Rev 3894: Some testing to see if we can decrease the peak memory consumption a bit. in http://bzr.arbash-meinel.com/branches/bzr/brisbane/refcycles
John Arbash Meinel
john at arbash-meinel.com
Fri Mar 20 15:03:55 GMT 2009
At http://bzr.arbash-meinel.com/branches/bzr/brisbane/refcycles
------------------------------------------------------------
revno: 3894
revision-id: john at arbash-meinel.com-20090320150205-kcmh70biyo76p0kn
parent: john at arbash-meinel.com-20090320032107-bm9wg421rtcacy5i
committer: John Arbash Meinel <john at arbash-meinel.com>
branch nick: refcycles
timestamp: Fri 2009-03-20 10:02:05 -0500
message:
Some testing to see if we can decrease the peak memory consumption a bit.
It looks like we can, just need some more perf, etc.
-------------- next part --------------
=== modified file 'bzrlib/groupcompress.py'
--- a/bzrlib/groupcompress.py 2009-03-19 03:06:02 +0000
+++ b/bzrlib/groupcompress.py 2009-03-20 15:02:05 +0000
@@ -339,6 +339,8 @@
:param sha1: TODO (should we validate only when sha1 is supplied?)
:return: The bytes for the content
"""
+ if start == end == 0:
+ return None, ''
# Make sure we have enough bytes for this record
# TODO: if we didn't want to track the end of this entry, we could
# _ensure_content(start+enough_bytes_for_type_and_length), and
@@ -494,6 +496,7 @@
# get_bytes_as call?

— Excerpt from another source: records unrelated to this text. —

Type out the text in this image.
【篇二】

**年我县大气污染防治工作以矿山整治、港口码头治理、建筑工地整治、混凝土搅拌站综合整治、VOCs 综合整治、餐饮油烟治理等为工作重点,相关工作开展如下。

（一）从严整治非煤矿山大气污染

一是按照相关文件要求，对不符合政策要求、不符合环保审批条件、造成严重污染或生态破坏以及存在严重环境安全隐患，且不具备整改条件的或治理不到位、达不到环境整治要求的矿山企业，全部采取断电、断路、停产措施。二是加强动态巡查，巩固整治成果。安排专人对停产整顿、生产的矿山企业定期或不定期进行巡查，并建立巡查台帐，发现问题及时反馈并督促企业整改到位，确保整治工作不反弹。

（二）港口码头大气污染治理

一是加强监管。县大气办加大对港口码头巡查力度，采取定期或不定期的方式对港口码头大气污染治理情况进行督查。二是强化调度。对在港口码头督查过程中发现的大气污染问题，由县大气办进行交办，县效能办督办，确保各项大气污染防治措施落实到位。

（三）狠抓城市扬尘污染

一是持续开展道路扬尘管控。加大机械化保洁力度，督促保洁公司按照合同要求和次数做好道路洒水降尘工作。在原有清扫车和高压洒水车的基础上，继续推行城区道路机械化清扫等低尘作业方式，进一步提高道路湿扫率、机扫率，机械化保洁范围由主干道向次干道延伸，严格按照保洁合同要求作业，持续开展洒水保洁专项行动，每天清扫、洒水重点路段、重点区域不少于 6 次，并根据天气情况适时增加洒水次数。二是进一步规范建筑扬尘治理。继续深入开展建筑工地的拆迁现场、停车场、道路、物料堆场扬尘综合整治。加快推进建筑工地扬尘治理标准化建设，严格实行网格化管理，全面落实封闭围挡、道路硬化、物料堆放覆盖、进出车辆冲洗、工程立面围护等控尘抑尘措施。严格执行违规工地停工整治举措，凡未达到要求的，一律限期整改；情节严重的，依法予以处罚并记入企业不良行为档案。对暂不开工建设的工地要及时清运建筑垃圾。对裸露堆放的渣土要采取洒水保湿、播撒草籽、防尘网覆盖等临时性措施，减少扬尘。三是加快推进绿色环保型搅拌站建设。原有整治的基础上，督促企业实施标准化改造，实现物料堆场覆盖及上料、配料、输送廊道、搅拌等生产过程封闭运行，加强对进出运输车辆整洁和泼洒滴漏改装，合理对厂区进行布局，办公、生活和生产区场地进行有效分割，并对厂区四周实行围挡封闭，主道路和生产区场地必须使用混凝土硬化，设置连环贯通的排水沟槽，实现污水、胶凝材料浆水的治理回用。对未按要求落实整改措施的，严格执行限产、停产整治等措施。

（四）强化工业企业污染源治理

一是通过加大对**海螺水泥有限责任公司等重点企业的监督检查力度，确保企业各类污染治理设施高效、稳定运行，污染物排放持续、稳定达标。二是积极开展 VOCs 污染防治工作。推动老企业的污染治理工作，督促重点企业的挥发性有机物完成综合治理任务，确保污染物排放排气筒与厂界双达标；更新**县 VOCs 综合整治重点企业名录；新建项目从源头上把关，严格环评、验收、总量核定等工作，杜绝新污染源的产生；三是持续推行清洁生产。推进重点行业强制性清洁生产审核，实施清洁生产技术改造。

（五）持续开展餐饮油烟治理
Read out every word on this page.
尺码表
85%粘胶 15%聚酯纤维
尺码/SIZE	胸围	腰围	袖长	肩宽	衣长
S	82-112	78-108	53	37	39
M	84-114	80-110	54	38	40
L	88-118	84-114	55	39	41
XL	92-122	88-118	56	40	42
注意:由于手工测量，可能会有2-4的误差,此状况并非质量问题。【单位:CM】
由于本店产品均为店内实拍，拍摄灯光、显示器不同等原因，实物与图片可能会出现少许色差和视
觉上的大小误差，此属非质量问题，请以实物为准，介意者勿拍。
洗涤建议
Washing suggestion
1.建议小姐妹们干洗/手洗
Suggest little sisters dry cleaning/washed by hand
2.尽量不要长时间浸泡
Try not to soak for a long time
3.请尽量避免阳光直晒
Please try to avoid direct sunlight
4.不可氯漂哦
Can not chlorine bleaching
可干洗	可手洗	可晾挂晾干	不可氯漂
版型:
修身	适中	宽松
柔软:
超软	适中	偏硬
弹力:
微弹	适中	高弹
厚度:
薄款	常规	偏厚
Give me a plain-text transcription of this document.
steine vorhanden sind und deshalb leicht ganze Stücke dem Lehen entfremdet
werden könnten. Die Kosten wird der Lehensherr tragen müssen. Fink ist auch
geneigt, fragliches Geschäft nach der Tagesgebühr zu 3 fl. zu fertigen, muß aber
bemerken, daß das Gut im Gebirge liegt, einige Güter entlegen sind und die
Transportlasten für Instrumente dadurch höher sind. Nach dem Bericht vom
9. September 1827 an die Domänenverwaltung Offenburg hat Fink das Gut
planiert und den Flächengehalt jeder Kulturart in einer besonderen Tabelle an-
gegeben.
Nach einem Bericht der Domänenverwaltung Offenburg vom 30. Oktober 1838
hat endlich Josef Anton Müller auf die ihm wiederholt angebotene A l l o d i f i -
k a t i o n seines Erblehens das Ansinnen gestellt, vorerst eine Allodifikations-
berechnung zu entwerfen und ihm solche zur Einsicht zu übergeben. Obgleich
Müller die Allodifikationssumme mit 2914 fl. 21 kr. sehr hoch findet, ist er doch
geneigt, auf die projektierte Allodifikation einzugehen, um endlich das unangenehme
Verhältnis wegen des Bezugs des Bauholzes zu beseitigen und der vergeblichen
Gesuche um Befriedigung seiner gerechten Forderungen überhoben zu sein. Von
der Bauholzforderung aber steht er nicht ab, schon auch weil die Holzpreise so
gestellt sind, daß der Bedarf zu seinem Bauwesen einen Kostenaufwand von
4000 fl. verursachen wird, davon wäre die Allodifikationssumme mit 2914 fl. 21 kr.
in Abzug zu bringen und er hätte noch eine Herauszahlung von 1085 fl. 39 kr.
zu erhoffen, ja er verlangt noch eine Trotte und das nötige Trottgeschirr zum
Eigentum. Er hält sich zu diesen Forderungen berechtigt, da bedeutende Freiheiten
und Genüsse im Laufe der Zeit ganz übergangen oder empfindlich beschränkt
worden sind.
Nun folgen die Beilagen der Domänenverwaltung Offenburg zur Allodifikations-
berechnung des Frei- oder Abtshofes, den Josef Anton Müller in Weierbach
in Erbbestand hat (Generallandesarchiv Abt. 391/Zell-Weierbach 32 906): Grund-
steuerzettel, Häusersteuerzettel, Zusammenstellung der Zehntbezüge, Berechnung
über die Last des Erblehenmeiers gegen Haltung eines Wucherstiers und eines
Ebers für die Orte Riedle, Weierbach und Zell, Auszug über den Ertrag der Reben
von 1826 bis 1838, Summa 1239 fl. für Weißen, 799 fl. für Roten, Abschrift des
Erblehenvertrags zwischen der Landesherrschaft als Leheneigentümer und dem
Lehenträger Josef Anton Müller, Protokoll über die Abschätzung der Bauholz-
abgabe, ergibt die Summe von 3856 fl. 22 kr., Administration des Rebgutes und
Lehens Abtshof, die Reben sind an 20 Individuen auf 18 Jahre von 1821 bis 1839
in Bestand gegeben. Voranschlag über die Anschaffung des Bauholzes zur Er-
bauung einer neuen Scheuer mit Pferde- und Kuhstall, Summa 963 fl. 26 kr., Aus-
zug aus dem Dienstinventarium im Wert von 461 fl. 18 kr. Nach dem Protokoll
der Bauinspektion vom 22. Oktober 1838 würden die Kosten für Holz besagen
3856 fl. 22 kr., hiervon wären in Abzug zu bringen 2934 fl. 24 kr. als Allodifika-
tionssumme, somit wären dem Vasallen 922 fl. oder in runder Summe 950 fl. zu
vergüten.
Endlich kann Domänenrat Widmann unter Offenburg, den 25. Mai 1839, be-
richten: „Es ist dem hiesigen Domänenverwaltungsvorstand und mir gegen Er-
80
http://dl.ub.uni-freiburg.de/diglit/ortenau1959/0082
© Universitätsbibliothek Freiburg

After Manager.get_record_stream() returns
# the object?
self._manager = manager
+ self._bytes = None
self.storage_kind = 'groupcompress-block'
if not first:
self.storage_kind = 'groupcompress-block-ref'
@@ -512,14 +515,19 @@
return self._manager._wire_bytes()
else:
return ''
+ self._manager = None # safe?
if storage_kind in ('fulltext', 'chunked'):
- self._manager._prepare_for_extract()
- block = self._manager._block
- _, bytes = block.extract(self.key, self._start, self._end)
+ if self._bytes is None:
+ # Grab the raw bytes for this entry, and break the ref-cycle
+ self._manager._prepare_for_extract()
+ block = self._manager._block
+ _, bytes = block.extract(self.key, self._start, self._end)
+ self._bytes = bytes
+ self._manager = None
if storage_kind == 'fulltext':
- return bytes
+ return self._bytes
else:
- return [bytes]
+ return [self._bytes]
raise errors.UnavailableRepresentation(self.key, storage_kind,
self.storage_kind)
@@ -1298,6 +1306,8 @@
for key in missing:
yield AbsentContentFactory(key)
manager = None
+ last_block = None
+ last_memo = None
# TODO: This works fairly well at batching up existing groups into a
# streamable format, and possibly allowing for taking one big
# group and splitting it when it isn't fully utilized.
@@ -1321,7 +1331,13 @@
yield FulltextContentFactory(key, parents, sha1, bytes)
else:
index_memo, _, parents, (method, _) = locations[key]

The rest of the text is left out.